Las estadísticas completas reflejan un largo recorrido: 275 victorias, 210 empates, 305 derrotas, 1.000 goles a favor y 1.119 en contra.
Pero más allá de los números, este tanto tiene un valor simbólico incalculable.
Porque llega en el marco de una gran campaña en las Eliminatorias Sudamericanas bajo el mando de Gustavo Alfaro, con un equipo que vuelve a ilusionar a todo un país.

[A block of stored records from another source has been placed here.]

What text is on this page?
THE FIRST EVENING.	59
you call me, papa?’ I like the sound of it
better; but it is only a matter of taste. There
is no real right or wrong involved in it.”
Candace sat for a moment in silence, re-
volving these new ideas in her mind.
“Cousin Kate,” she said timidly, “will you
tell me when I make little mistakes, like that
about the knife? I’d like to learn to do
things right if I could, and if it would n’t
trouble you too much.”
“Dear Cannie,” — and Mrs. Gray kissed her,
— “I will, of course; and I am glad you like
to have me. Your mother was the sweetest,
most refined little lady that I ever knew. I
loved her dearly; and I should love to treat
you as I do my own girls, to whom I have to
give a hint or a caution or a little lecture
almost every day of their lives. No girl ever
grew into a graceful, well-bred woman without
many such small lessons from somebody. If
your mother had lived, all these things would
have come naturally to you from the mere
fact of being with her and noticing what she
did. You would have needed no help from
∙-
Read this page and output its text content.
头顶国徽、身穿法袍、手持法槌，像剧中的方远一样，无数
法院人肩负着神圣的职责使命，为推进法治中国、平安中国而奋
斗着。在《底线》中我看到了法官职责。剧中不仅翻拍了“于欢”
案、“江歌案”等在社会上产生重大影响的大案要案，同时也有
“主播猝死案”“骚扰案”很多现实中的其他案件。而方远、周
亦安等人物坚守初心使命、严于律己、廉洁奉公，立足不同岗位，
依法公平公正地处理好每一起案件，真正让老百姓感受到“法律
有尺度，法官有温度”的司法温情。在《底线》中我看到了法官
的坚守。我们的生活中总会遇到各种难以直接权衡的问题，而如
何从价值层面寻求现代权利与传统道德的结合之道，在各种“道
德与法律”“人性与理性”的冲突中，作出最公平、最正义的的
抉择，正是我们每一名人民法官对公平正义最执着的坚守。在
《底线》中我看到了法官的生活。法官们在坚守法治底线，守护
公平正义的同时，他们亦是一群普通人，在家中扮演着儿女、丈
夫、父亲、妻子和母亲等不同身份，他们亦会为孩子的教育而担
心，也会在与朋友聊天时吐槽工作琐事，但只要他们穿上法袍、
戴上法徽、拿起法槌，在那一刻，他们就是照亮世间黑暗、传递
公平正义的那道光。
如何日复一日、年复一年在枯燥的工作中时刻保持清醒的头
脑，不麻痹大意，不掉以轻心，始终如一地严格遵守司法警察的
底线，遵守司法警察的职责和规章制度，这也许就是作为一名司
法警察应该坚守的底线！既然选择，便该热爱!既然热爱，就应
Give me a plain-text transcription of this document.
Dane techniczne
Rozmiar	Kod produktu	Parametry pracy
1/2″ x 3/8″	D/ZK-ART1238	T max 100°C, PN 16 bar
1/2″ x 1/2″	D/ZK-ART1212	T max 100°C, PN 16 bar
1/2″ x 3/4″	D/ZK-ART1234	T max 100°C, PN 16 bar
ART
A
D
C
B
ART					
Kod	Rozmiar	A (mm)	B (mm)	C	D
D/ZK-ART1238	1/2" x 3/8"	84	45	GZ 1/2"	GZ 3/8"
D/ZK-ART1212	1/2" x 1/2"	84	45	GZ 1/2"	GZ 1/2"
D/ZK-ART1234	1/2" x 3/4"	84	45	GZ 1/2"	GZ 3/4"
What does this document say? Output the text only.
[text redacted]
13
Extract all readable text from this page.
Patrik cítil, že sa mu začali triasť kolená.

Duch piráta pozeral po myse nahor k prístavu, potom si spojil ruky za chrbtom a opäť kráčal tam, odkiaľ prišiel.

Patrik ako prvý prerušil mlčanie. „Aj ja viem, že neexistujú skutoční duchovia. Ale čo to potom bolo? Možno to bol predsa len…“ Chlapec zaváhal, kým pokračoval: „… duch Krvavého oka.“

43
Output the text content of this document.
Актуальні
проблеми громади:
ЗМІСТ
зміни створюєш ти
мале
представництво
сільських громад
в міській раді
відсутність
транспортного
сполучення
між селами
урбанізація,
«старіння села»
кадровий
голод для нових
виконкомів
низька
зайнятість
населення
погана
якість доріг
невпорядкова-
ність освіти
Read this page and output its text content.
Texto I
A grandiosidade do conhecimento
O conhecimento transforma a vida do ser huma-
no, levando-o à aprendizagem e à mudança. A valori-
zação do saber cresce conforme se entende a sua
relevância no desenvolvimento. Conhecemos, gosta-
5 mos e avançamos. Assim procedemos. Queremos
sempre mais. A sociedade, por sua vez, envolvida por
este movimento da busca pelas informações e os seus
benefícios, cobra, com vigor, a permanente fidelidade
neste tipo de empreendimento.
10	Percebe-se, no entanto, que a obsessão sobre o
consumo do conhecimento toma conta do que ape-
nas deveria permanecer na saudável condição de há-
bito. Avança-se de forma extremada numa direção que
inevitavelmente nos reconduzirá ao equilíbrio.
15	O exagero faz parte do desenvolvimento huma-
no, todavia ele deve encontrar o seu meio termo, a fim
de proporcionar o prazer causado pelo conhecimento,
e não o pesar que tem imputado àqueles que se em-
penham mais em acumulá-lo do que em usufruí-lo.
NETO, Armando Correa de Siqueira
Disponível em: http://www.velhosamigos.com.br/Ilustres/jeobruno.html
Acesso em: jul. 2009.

Enciso, que vive un momento fantástico tanto a nivel personal como profesional, confirmó con su gol que está llamado a ser protagonista de esta nueva era.
Primero, generó el penal con una presión intensa sobre Ronald Araújo; luego, tomó la responsabilidad y lo ejecutó con frialdad para sentenciar el partido y entrar directamente a la historia.
La imagen de Julio levantando los brazos tras convertir, con el grito de todo el Defensores acompañando, quedará grabada como la postal de este gol 1.000.
Y es también un símbolo del momento que vive esta Albirroja: joven, valiente y decidida a volver al lugar del que nunca debió salir.
Julio Enciso no solo marcó un gol. Marcó una era.